Content of Brahmavaivarta Purana
As mentioned above, this extensive work is divided into four books. The first book, the Brahma Kanda, deals with the creation by Brahman, the First Being. This Brahman is said to b e none other than the Lord Krishna. In this book, many legends about the sage Narada are included. Chapter 16 even contains a treatise on medicine.
The second book, the Prakriti Khanda, deals with Prakriti, the original matter. In this Purana, Prakriti is conceived of in mythological terms, resolving itself, at the command of Krishna, into five goddesses (Goddess Durga, Goddess Laxmi, Goddess Saraswati, Savitri and Radha).
The third book, the Ganesha Khanda, relates legends of the elephant-headed god Ganesha, who is unknown to the oldest Indian pantheon, but is one of the most popular of the more modern Indian deities. Rather curiously, Lord Ganesha is represented here as a kind of incarnation of Lord Kishna.
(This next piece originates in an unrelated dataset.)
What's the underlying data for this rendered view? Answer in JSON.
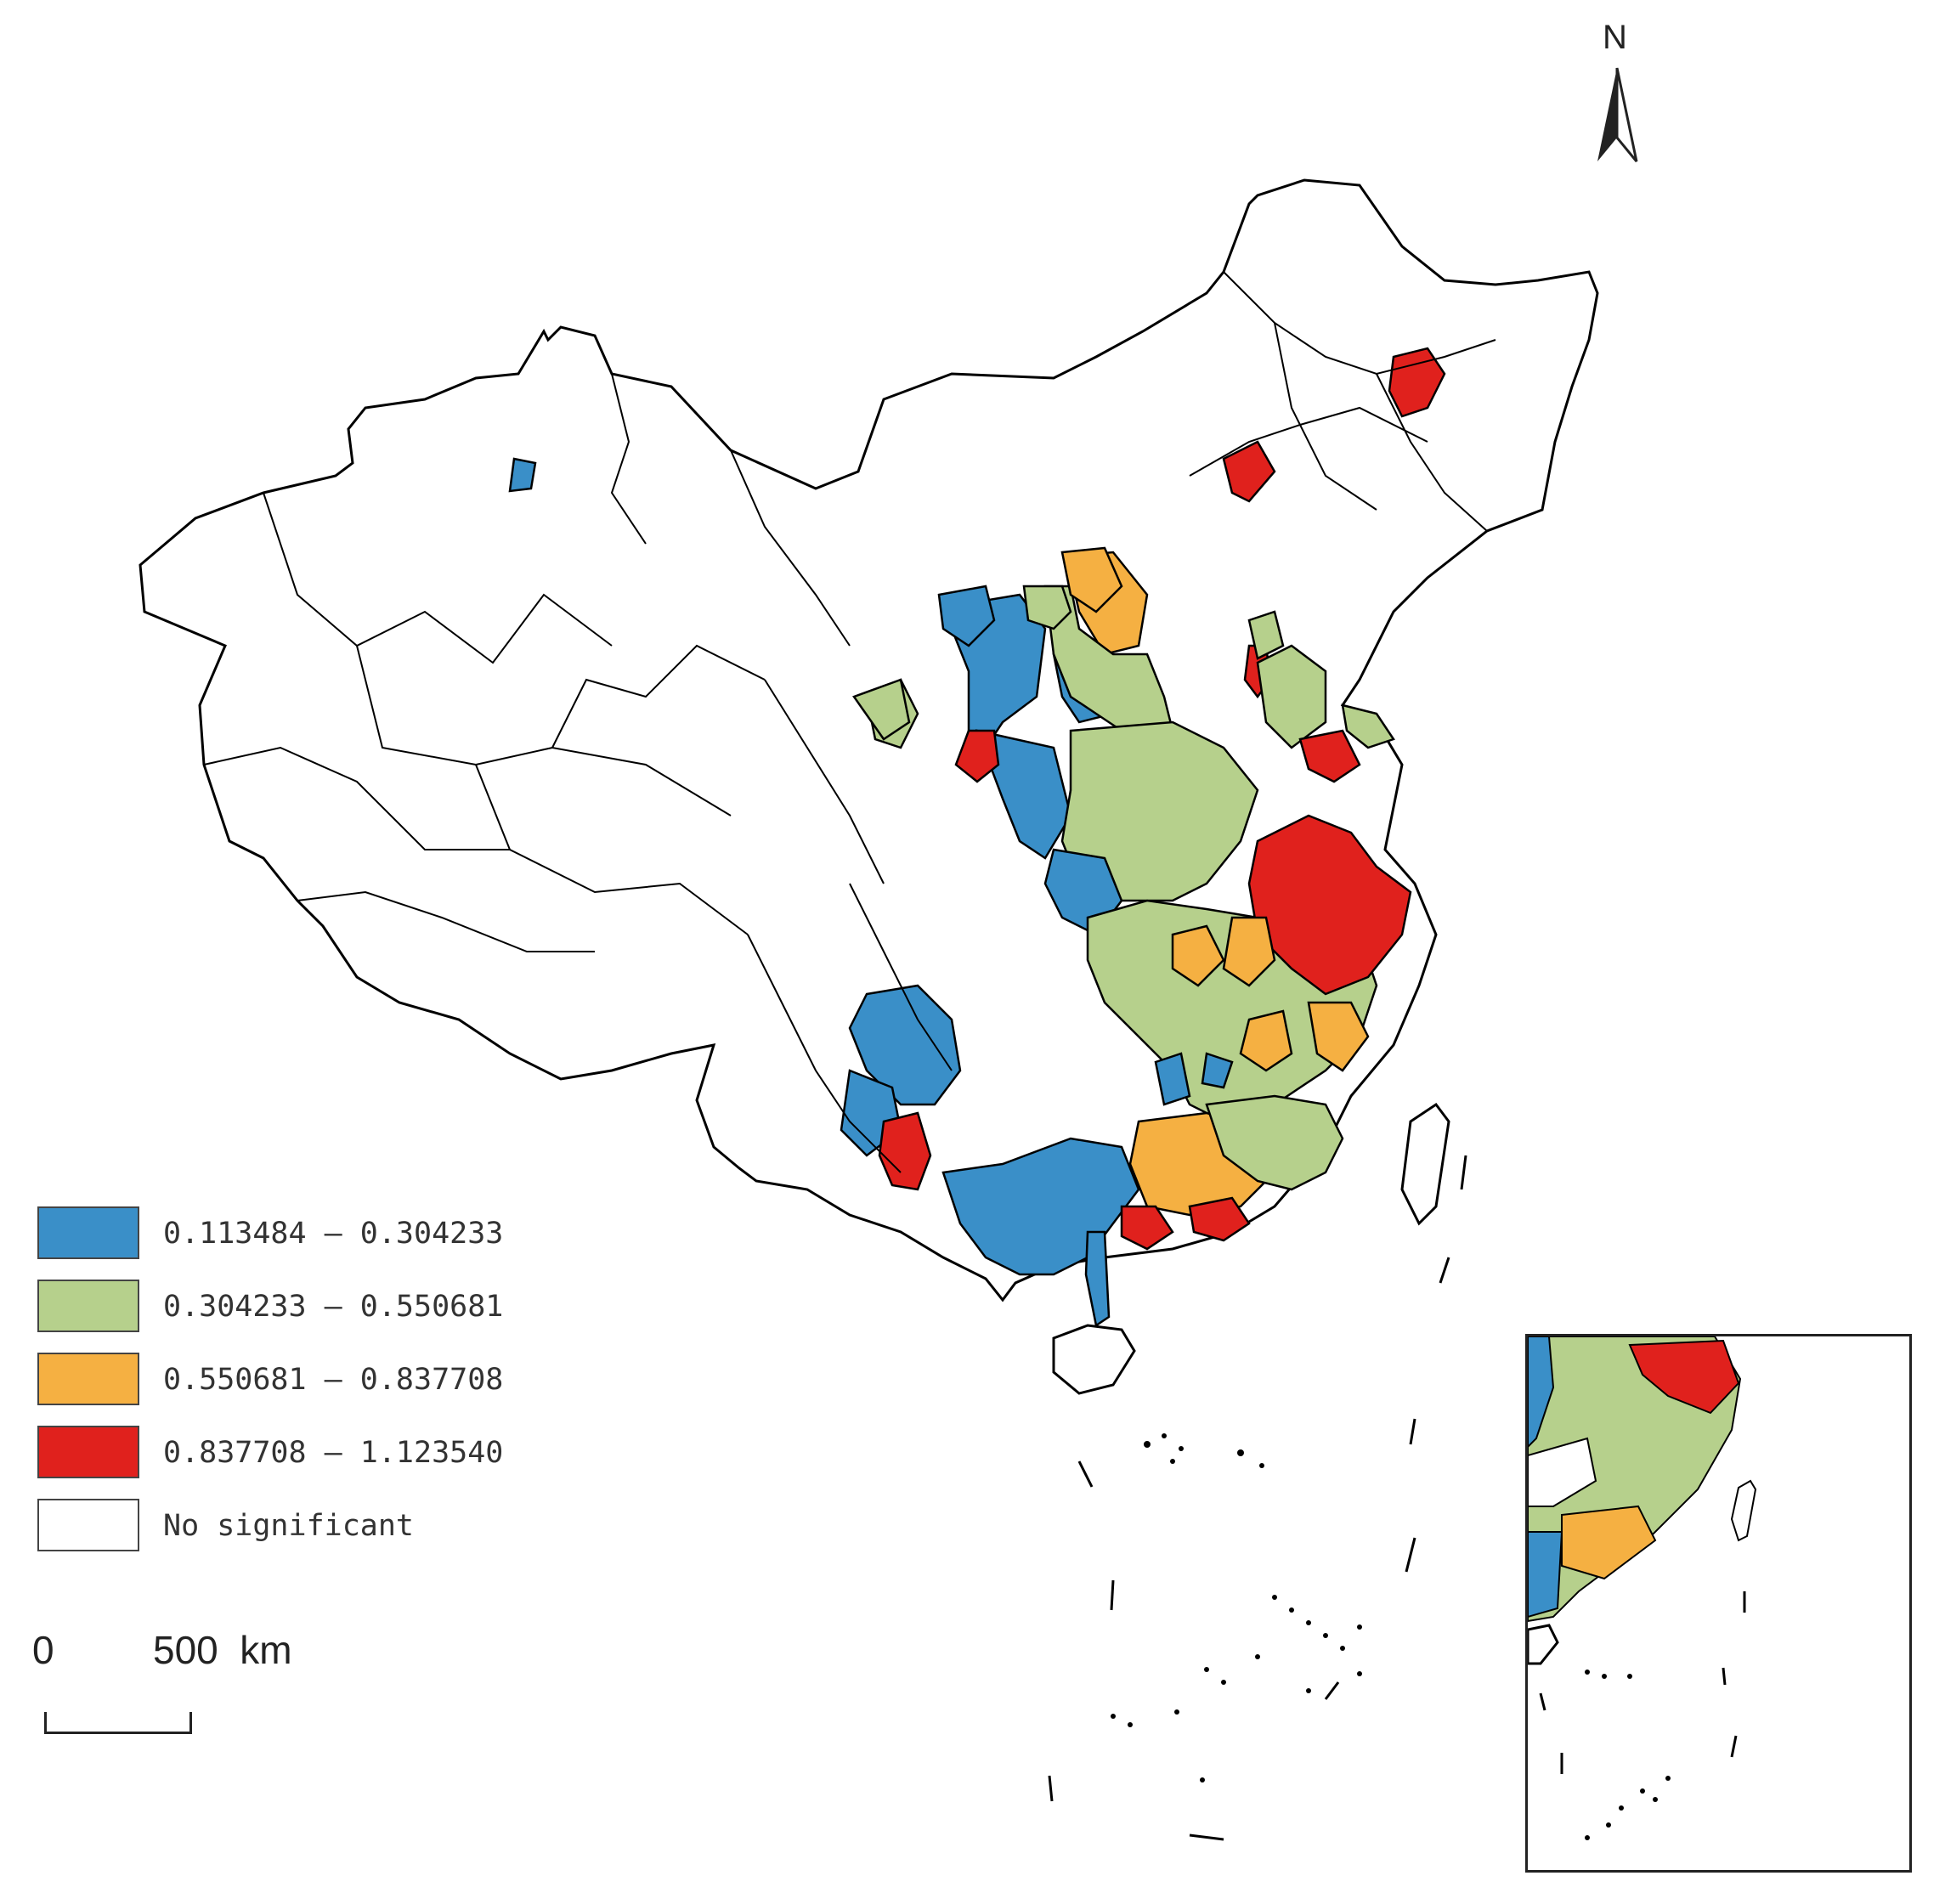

The last and most extensive book, the Krishnajanma Khanda, the section of the birth of Krishna, deals not only with the birth, but with the whole life of Krishna, especially his battles and his love adventures with the cow-herdesses (Gopis). It is the chief part of the whole Purana, which throughout pursues no other object than to glorify the god Krishna and his favourite wife Radha, in myths, legends and hymns. Radha is here Krishna's Sakti. According to this Purana, Krishna is so much the god above all gods, that legends are related in which not only Brahma and Shiva, but even Vishnu himself, are humiliated by Krishna.
Thus given above is a brief glimpse into the Brahmavaivarta Purana.